What are the differences between a table of type set, and a table of type ordered_set? I'm interested in the differences in read/write performance, what the ordering is based on, the effects across distributed nodes, and such.
as far as the ordering goes from the source:
add_element(E, [H|Es]) when E > H -> [H|add_element(E, Es)];
add_element(E, [H|_]=Set) when E < H -> [E|Set];
add_element(_E, [_H|_]=Set) -> Set; %E == H
add_element(E, []) ->[E].
So the ordering looks like a straight < or > comparison on the element.
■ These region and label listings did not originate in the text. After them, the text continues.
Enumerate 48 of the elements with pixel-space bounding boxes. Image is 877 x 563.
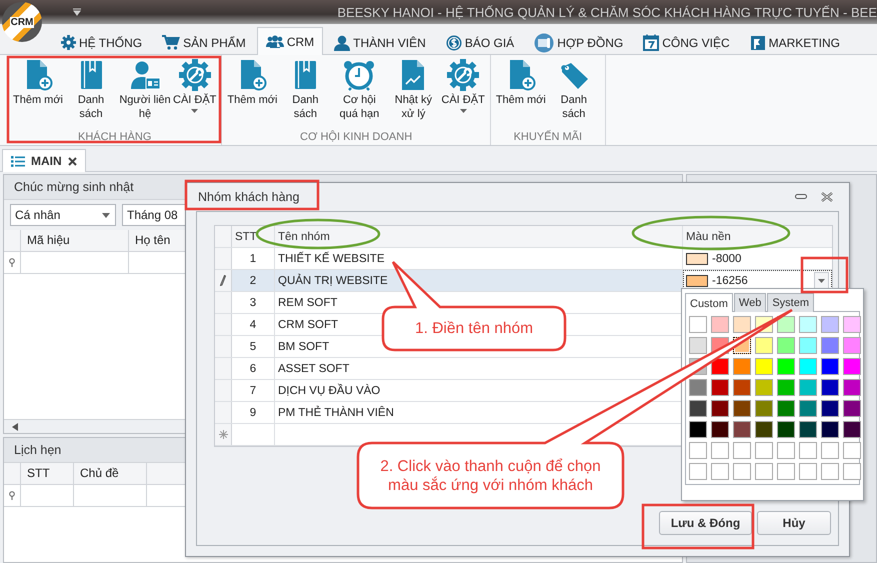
ribbon-button[interactable]: Thêm mới (12, 59, 64, 131)
ribbon-tab[interactable]: HỢP ĐỒNG (525, 29, 632, 55)
column-header[interactable]: Tên nhóm (275, 226, 683, 247)
ribbon-button[interactable]: Danh sách (546, 59, 601, 131)
ribbon-tab[interactable]: MARKETING (740, 29, 849, 55)
ribbon-button[interactable]: Thêm mới (494, 59, 547, 131)
column-header[interactable]: STT (232, 226, 275, 247)
group-label: KHUYẾN MÃI (514, 131, 582, 143)
cancel-button[interactable]: Hủy (757, 511, 831, 535)
ribbon-button[interactable]: Nhật ký xử lý (386, 59, 440, 131)
ribbon-tab[interactable]: SẢN PHẨM (153, 29, 255, 55)
ribbon-tab[interactable]: BÁO GIÁ (436, 29, 524, 55)
table-cell: 4 (232, 314, 275, 335)
ribbon-button[interactable]: Thêm mới (226, 59, 278, 131)
ribbon-button[interactable]: Danh sách (278, 59, 332, 131)
ribbon-tab[interactable]: HỆ THỐNG (52, 29, 152, 55)
ribbon-tab[interactable]: CÔNG VIỆC (634, 29, 739, 55)
ribbon-button[interactable]: Danh sách (64, 59, 118, 131)
column-header[interactable]: STT (21, 463, 74, 484)
ribbon-tab[interactable]: THÀNH VIÊN (325, 29, 435, 55)
window-title: BEESKY HANOI - HỆ THỐNG QUẢN LÝ & CHĂM SÓC KHÁCH HÀNG TRỰC TUYẾN - BEE (337, 4, 877, 20)
save-button[interactable]: Lưu & Đóng (659, 511, 752, 535)
ribbon-button[interactable]: CÀI ĐẶT (172, 59, 218, 131)
ribbon-button[interactable]: Cơ hội quá hạn (332, 59, 386, 131)
group-label: KHÁCH HÀNG (78, 131, 152, 143)
ribbon-button[interactable]: CÀI ĐẶT (440, 59, 486, 131)
table-cell: 7 (232, 380, 275, 401)
document-tab[interactable]: MAIN (2, 149, 86, 172)
group-label: CƠ HỘI KINH DOANH (300, 131, 412, 143)
column-header[interactable]: Chủ đề (74, 463, 147, 484)
table-cell: 1 (232, 248, 275, 269)
table-cell: 9 (232, 402, 275, 423)
picker-tab[interactable]: System (767, 293, 814, 312)
dropdown-field[interactable]: Cá nhân (10, 204, 116, 226)
color-value: -16256 (712, 274, 748, 286)
picker-tab[interactable]: Web (734, 293, 766, 312)
table-cell: 2 (232, 270, 275, 291)
table-row[interactable]: 2 QUẢN TRỊ WEBSITE -16256 (215, 270, 832, 292)
color-value: -8000 (712, 252, 742, 264)
column-header[interactable]: Màu nền (683, 226, 832, 247)
ribbon-button[interactable]: Người liên hệ (118, 59, 172, 131)
column-header[interactable]: Mã hiệu (21, 230, 129, 251)
app-logo[interactable]: CRM (2, 2, 42, 42)
table-cell: 5 (232, 336, 275, 357)
table-cell: 3 (232, 292, 275, 313)
ribbon-tab[interactable]: CRM (256, 27, 324, 55)
table-cell: 6 (232, 358, 275, 379)
picker-tab[interactable]: Custom (685, 293, 733, 312)
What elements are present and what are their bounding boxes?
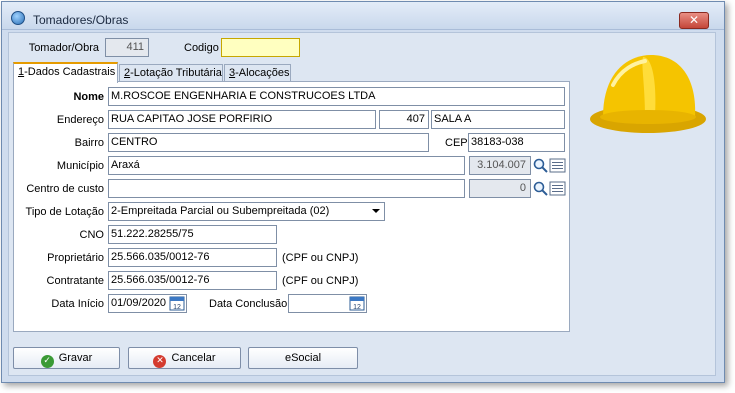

Other than the ordering the it's exactly the same as the set. So I'd hazard a guess that for elements of lower "value" look ups would be faster on average than the set. But other than that I'm not sure.
Since Erlang is process agnostic and doesn't allow variable modification the effects across distributed nodes should be identical to local nodes.
Caveat:
I haven't run any benchmarking on the two types so this is speculation on my part regarding performance.
The ordering is based on the primary key, which means ordered_set tables are much faster at doing match/select iteration using complex primary keys. For example, if your record looks like {{Key, Val1}, Val2}
, you can match or select on Key
to very quickly get Val1
and Val2
for every occurance of Key
. Other than that, I'm not aware of a significant difference in read/write speed.
Fragmenting ordered_set tables is also possible, though it means the iteration will be partially ordered, but not fully ordered. Iterating over a single fragment is ordered, but the order from fragment to fragment is undefined.